I realized that I had not seen a post about this specific topic, so here goes. It is something that I think critical to the relaxation process regardless of your preferred technique, but especially critical to WILDing.
Regardless of your relaxation technique, an aspect of relaxation that may get lost in the shuffle is the relaxation of the eyes. If you don't specifically choose to relax the eyes, as well as the rest of the body, your efforts will be in vain. Your eyes will choose to look around at every opportunity if they are not relaxed.
There's not much to it of course. Simply instruct your eyes to shift upward slightly, so they are out of their normal waking focal plane and into their natural position for sleep. This both allows them to rest and sends a signal to the rest of the body that you really are serious about this whole falling asleep thing, and you are not trying to pull a fast one and slip into the kitchen for a bite of late night ice cream. Ooops, a tad off point on that last.
As long as we, or rather I, am on the topic of eyes, learning to properly focus when they are closed is especially important as well. At least I have found it to be true for me. There are two ways to focus: physically and non-physically. If you focus physically, your eyes tend to strain or maybe wander about or take on a hard focus that defeats the purpose of trying to relax. You must make a point of focusing non-physically. Non-physical focus is a soft focus, for lack of a better term. With relaxed eyes, you quietly wait and observe. You don't look at. You don't peer around.
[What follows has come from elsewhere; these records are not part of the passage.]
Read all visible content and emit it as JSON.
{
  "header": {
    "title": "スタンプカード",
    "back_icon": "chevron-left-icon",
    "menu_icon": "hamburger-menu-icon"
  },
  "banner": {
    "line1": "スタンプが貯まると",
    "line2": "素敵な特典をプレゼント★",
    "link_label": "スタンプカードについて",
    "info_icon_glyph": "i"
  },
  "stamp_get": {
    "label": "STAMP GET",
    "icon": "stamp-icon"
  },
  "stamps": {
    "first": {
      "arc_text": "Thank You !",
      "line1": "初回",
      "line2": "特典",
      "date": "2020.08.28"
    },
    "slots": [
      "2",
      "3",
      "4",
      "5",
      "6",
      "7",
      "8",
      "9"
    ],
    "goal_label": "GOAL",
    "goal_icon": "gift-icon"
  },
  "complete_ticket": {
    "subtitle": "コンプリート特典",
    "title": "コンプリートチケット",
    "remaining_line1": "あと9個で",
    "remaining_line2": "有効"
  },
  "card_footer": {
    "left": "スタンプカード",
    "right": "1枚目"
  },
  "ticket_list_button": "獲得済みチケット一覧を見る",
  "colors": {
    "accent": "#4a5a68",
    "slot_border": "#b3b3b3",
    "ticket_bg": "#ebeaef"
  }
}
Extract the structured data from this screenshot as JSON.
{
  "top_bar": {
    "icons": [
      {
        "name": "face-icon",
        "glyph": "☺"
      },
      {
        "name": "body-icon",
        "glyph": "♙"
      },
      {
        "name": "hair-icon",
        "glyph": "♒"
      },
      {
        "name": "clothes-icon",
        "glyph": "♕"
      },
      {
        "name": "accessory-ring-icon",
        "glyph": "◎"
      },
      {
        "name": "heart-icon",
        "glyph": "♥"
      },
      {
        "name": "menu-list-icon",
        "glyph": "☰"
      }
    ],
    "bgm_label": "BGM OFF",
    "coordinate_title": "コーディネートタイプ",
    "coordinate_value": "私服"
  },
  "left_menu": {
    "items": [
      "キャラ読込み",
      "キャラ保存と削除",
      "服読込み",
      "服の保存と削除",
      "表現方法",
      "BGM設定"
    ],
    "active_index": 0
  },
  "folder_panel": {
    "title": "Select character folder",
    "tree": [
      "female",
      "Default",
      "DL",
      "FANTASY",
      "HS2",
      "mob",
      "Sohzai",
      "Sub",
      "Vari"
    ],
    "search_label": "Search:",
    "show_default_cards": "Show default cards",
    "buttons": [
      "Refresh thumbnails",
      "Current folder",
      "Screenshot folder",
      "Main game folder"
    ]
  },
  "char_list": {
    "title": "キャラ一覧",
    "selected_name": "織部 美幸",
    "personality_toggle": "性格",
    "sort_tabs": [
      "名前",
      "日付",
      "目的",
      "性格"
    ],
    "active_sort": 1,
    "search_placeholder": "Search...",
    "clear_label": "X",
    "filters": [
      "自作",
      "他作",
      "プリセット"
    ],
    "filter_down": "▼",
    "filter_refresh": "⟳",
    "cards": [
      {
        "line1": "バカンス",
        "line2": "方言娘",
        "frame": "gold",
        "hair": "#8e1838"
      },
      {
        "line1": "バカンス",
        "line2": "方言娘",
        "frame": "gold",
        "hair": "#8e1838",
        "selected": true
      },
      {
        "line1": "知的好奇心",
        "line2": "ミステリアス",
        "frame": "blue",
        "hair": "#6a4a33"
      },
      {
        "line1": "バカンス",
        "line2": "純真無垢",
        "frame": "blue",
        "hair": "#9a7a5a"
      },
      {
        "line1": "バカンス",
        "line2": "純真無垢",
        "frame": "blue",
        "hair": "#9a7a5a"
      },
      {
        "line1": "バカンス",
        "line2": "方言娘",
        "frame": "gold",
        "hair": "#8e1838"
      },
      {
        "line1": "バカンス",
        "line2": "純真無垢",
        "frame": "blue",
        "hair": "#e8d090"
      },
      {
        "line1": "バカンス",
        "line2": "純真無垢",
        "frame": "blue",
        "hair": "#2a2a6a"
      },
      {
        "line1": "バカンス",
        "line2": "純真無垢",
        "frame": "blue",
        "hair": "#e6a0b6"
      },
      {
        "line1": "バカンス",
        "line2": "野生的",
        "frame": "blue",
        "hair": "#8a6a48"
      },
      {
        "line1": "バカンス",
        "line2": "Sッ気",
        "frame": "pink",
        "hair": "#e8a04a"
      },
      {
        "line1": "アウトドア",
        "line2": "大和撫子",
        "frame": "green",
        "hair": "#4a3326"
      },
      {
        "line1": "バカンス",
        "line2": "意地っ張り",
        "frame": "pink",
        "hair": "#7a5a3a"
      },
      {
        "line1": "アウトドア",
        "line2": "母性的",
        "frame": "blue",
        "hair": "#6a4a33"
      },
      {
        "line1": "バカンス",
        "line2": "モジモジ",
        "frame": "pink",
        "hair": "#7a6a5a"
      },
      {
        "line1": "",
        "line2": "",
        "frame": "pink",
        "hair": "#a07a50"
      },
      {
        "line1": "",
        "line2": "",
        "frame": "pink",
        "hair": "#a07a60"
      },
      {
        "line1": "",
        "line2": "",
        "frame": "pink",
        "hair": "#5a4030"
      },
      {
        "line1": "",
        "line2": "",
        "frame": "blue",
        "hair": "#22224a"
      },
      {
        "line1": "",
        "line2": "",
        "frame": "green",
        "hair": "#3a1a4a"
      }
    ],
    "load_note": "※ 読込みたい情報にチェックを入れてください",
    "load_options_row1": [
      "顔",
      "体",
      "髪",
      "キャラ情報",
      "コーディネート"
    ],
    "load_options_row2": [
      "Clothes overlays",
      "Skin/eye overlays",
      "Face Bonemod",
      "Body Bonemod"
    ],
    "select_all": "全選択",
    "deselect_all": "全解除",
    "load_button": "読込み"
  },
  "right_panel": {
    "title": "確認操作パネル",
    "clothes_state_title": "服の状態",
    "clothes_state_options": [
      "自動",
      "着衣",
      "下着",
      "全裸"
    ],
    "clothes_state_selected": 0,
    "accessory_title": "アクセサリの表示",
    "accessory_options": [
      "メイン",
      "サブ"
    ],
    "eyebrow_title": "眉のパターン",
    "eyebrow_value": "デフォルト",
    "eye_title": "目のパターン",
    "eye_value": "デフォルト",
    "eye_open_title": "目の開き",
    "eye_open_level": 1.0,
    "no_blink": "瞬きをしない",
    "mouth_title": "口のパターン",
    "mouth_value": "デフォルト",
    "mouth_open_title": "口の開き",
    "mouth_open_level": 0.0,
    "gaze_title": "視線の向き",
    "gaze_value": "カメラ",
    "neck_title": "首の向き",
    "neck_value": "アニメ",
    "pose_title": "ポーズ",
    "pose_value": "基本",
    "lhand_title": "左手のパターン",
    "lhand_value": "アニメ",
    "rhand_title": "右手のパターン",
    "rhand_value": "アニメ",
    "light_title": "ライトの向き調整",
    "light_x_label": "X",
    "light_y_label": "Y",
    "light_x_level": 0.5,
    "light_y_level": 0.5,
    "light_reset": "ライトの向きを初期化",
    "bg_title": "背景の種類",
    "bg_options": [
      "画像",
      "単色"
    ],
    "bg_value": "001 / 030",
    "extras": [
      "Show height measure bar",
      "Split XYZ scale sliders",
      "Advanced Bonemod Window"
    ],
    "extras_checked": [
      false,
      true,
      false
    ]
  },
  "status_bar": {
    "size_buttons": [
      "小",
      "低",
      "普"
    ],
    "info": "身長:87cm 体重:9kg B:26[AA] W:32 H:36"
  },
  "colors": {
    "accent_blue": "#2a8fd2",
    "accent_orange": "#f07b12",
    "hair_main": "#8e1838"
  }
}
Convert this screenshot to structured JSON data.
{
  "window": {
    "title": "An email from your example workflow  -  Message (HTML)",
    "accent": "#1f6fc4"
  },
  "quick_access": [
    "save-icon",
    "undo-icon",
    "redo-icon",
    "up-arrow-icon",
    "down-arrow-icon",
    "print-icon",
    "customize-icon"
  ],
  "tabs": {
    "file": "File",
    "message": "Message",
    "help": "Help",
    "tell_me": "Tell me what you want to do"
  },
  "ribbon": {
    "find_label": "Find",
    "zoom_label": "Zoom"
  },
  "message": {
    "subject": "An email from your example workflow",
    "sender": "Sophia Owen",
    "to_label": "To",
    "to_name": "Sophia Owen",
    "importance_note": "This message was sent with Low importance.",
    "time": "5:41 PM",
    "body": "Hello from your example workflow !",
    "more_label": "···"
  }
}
You don't gaze with fascination. You observe. You are using your non-physical capabilities to see non-physical things. Perhaps the most important aspect of doing this is that it focuses your mind internally and distracts it from physical input. If you catch yourself looking with your physical eyes, you are asking for physical input. Again, bad. The purpose of relaxing the physical body is to allow your mind to turn inward and distance itself from distractions.
In a nutshell; take your soft focus and watch the visualizations as they appear, the non-physical input. Don't take the physical eyes and watch the back of your eye lids. You might think this a small distinction, but it has important ramifications regarding your success. thanks for reading this to the end.